The Future Is Important
Guideline development has advanced steadily, embracing more rigorous evidence standards, explicit methods, broad disciplinary participation, and recognition of the importance of understanding patient perspectives. The knowledge that guidelines alone do not change behavior, but are necessary adjuncts, has spurred new and creative interest into where they can be strengthened to advance quality of patient care.
A renewed recognition that medical decision making is complex, in part because patients are complex, often presenting with multiple comorbid conditions, has driven a desire to develop integrated guidance for care of complex cases. How to do this well is a challenge from an evidence and a multidisciplinary perspective. But since patients often do not come with discrete conditions, this will become the "next frontier" in guideline development. Advances in health information technology will soon make it possible to enhance guidelines frequently based on empirical experience in clinical care.

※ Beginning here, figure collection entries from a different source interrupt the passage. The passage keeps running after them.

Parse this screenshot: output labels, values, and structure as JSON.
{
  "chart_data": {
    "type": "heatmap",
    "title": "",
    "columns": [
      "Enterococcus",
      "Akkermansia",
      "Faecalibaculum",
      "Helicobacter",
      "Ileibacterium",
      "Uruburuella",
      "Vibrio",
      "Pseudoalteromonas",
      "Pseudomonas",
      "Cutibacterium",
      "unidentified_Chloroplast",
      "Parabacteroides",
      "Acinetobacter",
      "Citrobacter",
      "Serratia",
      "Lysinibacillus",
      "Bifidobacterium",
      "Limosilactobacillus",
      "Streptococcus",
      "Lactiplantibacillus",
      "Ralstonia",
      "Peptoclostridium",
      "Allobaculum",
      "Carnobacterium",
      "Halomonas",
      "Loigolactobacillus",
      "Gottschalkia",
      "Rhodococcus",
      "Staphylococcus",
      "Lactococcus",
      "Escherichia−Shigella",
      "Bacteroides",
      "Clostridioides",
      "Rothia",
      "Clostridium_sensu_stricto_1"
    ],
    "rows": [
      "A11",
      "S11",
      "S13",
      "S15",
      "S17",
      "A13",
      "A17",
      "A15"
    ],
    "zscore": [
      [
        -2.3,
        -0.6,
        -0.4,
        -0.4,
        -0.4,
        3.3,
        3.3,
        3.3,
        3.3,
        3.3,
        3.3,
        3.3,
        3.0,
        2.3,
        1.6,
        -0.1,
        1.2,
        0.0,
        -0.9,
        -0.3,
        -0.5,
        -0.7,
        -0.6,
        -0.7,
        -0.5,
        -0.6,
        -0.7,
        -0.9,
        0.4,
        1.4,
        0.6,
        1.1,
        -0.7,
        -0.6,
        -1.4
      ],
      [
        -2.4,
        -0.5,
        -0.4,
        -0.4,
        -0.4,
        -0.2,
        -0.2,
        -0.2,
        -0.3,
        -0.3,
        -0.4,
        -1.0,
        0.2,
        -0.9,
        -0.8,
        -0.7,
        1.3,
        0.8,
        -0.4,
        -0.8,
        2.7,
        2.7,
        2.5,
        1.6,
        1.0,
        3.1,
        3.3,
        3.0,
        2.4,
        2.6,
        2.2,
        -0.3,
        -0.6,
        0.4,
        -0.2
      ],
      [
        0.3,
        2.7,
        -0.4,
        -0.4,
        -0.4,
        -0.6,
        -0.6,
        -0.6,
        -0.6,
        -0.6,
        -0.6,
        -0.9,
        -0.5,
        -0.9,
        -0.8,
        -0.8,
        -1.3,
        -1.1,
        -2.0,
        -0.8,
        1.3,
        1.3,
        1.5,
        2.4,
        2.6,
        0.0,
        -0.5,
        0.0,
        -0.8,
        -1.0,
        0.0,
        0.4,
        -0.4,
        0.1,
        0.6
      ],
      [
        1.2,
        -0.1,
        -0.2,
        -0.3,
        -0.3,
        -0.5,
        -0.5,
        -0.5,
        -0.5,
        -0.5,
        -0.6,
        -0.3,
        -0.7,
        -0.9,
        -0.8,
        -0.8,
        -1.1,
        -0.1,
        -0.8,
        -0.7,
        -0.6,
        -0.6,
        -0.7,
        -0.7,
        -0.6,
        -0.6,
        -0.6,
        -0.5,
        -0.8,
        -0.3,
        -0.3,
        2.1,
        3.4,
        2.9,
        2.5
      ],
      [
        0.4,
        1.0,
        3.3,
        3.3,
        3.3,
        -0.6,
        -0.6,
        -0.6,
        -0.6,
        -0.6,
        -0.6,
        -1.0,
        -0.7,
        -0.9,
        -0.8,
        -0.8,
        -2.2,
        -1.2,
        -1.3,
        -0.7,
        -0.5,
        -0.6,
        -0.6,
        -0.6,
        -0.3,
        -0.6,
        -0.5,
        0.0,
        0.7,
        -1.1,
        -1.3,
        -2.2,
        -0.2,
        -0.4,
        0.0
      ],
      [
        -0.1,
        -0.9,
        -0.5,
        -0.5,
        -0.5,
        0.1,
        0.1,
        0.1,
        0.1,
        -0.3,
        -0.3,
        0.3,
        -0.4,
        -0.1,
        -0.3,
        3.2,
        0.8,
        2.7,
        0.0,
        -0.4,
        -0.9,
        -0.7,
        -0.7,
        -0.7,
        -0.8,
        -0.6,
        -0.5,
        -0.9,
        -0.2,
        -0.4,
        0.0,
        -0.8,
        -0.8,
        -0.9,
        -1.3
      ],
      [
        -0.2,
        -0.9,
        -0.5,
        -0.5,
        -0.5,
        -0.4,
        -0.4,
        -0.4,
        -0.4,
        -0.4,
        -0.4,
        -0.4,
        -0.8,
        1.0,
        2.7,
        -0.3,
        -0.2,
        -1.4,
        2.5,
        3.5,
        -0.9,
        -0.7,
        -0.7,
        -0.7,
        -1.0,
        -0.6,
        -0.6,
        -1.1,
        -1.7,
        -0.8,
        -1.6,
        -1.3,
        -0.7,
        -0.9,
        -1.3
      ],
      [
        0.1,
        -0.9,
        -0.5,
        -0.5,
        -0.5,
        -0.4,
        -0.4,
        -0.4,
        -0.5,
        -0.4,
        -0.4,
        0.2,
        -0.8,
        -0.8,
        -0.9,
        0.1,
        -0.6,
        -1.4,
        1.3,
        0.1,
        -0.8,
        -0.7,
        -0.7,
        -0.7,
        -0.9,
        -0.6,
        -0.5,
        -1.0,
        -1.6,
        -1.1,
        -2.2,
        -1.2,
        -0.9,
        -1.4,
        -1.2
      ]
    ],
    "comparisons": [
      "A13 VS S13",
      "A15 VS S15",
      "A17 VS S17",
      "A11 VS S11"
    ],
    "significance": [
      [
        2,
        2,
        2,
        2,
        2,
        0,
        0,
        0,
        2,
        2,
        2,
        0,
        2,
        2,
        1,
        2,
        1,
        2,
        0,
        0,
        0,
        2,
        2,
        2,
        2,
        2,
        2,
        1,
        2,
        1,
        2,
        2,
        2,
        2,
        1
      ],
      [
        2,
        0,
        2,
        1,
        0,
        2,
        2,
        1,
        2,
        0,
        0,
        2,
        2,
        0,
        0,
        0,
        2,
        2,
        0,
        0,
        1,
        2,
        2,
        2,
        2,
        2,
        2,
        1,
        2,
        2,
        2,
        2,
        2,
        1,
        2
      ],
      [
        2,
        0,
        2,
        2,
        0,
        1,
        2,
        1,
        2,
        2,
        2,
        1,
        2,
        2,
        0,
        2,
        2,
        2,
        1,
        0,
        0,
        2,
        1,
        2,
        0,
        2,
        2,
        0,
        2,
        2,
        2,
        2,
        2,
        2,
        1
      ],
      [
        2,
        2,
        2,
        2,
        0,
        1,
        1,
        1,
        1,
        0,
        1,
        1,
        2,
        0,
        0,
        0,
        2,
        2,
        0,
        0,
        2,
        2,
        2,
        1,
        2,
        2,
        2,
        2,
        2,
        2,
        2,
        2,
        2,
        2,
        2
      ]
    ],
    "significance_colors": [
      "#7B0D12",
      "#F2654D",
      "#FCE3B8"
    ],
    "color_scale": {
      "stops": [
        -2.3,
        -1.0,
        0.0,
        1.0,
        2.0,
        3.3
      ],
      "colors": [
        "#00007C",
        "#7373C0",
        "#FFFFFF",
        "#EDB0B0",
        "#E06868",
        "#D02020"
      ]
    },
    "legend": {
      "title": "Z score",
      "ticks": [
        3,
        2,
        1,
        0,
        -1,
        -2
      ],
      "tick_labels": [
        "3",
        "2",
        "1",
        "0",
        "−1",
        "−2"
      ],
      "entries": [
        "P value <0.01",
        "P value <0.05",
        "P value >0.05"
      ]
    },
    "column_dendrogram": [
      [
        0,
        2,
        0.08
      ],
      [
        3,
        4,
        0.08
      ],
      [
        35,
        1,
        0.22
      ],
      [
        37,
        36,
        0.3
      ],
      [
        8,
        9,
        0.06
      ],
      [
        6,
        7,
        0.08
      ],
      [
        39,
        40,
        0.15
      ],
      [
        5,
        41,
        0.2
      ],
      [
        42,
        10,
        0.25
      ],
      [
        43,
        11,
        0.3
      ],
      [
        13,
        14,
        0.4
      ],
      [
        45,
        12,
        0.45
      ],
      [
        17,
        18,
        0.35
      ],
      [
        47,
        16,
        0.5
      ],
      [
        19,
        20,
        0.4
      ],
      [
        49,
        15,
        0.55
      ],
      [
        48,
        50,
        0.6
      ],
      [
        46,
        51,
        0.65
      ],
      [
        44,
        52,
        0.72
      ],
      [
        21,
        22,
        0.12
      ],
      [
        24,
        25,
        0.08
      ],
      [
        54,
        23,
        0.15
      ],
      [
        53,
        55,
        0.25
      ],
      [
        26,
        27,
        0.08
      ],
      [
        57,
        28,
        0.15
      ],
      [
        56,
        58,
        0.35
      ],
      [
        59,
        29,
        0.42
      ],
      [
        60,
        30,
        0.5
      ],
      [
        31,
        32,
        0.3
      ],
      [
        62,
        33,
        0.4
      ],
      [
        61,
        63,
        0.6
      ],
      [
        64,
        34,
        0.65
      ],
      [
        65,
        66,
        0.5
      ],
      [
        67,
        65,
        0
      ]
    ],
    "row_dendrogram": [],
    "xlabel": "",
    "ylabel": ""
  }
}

As guideline development moves from discrete interventions applied in a single setting to strategies that ultimately encompass delivering care to patients in a variety of settings, so too will the appearance of guidelines change. Lessons learned from using paper-based guidelines show that access to knowledge must be close to the point of decision making. The Internet has brought guidelines closer to the point of care but still several steps removed. Health information technology is increasingly making relevant information available at the point of decision making. Often, this looks very different than a paper or Internet-based guideline.

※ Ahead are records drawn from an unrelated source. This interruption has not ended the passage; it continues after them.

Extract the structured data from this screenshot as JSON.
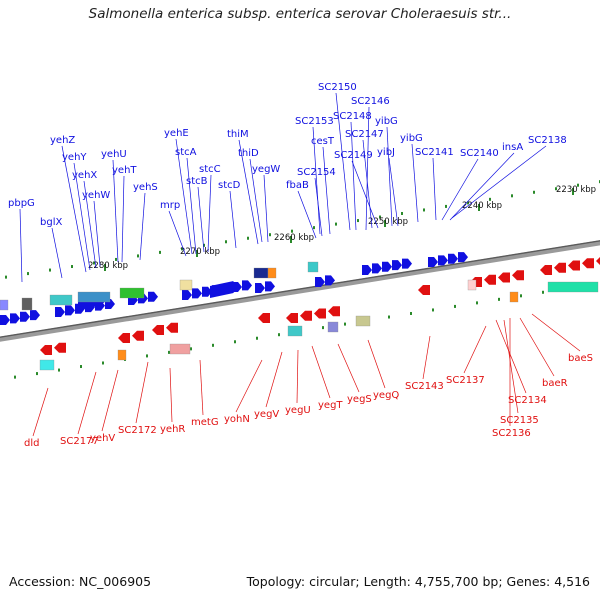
{
  "title": "Salmonella enterica subsp. enterica serovar Choleraesuis str...",
  "accession": "Accession: NC_006905",
  "topology": "Topology: circular; Length: 4,755,700 bp; Genes: 4,516",
  "colors": {
    "forward": "#1010e0",
    "reverse": "#e01010",
    "backbone": "#707070",
    "tick": "#2a8a2a"
  },
  "scale_labels": [
    "2280 kbp",
    "2270 kbp",
    "2260 kbp",
    "2250 kbp",
    "2240 kbp",
    "2230 kbp"
  ],
  "forward_labels": [
    "pbpG",
    "bglX",
    "yehZ",
    "yehY",
    "yehX",
    "yehW",
    "yehU",
    "yehT",
    "yehS",
    "mrp",
    "yehE",
    "stcA",
    "stcB",
    "stcC",
    "stcD",
    "thiM",
    "thiD",
    "yegW",
    "fbaB",
    "SC2154",
    "SC2153",
    "cesT",
    "SC2150",
    "SC2148",
    "SC2146",
    "SC2147",
    "SC2149",
    "yibG",
    "yibJ",
    "yibG",
    "SC2141",
    "SC2140",
    "insA",
    "SC2138"
  ],
  "reverse_labels": [
    "dld",
    "SC2177",
    "yehV",
    "SC2172",
    "yehR",
    "metG",
    "yohN",
    "yegV",
    "yegU",
    "yegT",
    "yegS",
    "yegQ",
    "SC2143",
    "SC2137",
    "SC2134",
    "SC2135",
    "SC2136",
    "baeR",
    "baeS"
  ]
}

At its best, health information technology can integrate guideline recommendations into the actual encounter, making "the right thing to do, the easy thing to do." There are things that need to happen to make this work well, however. Guideline statements need to reflect the environment in which they are interpreted. In other words, if a guideline developer does not define "routine" or "periodic," someone else will. That may be just fine, or it may not be. Guideline developers need to make these tough distinctions early so that information systems in which guidelines are implemented have the best direction possible. In the end, it is getting the recommendations used that counts; and to do this, the guideline may no longer look like what it began as: the information is the same but the delivery is very different.
Conclusions
Clinical practice guidelines remain an important tool and mechanism to drive evidence-based decision making and quality reporting. The ACCP has continued to move the field forward with its explicit and rational approach to development and has addressed some difficult issues along the way. No doubt 10 years from now, guidelines will have evolved to become more adaptable to complex cases and to the information systems that deliver them to the point of care. Underpinning all these changes will be a well-developed guideline using explicit and transparent processes. The ACCP has brought us that much closer.
Footnotes
The views expressed in this editorial are those of the authors and do not necessarily reflect the official position of the US Department of Health and Human Services.
Ms. Slutsky is the Vice-Chair and a member of the Executive Board of the Guidelines International Network.
The authors have no conflicts of interest to disclose.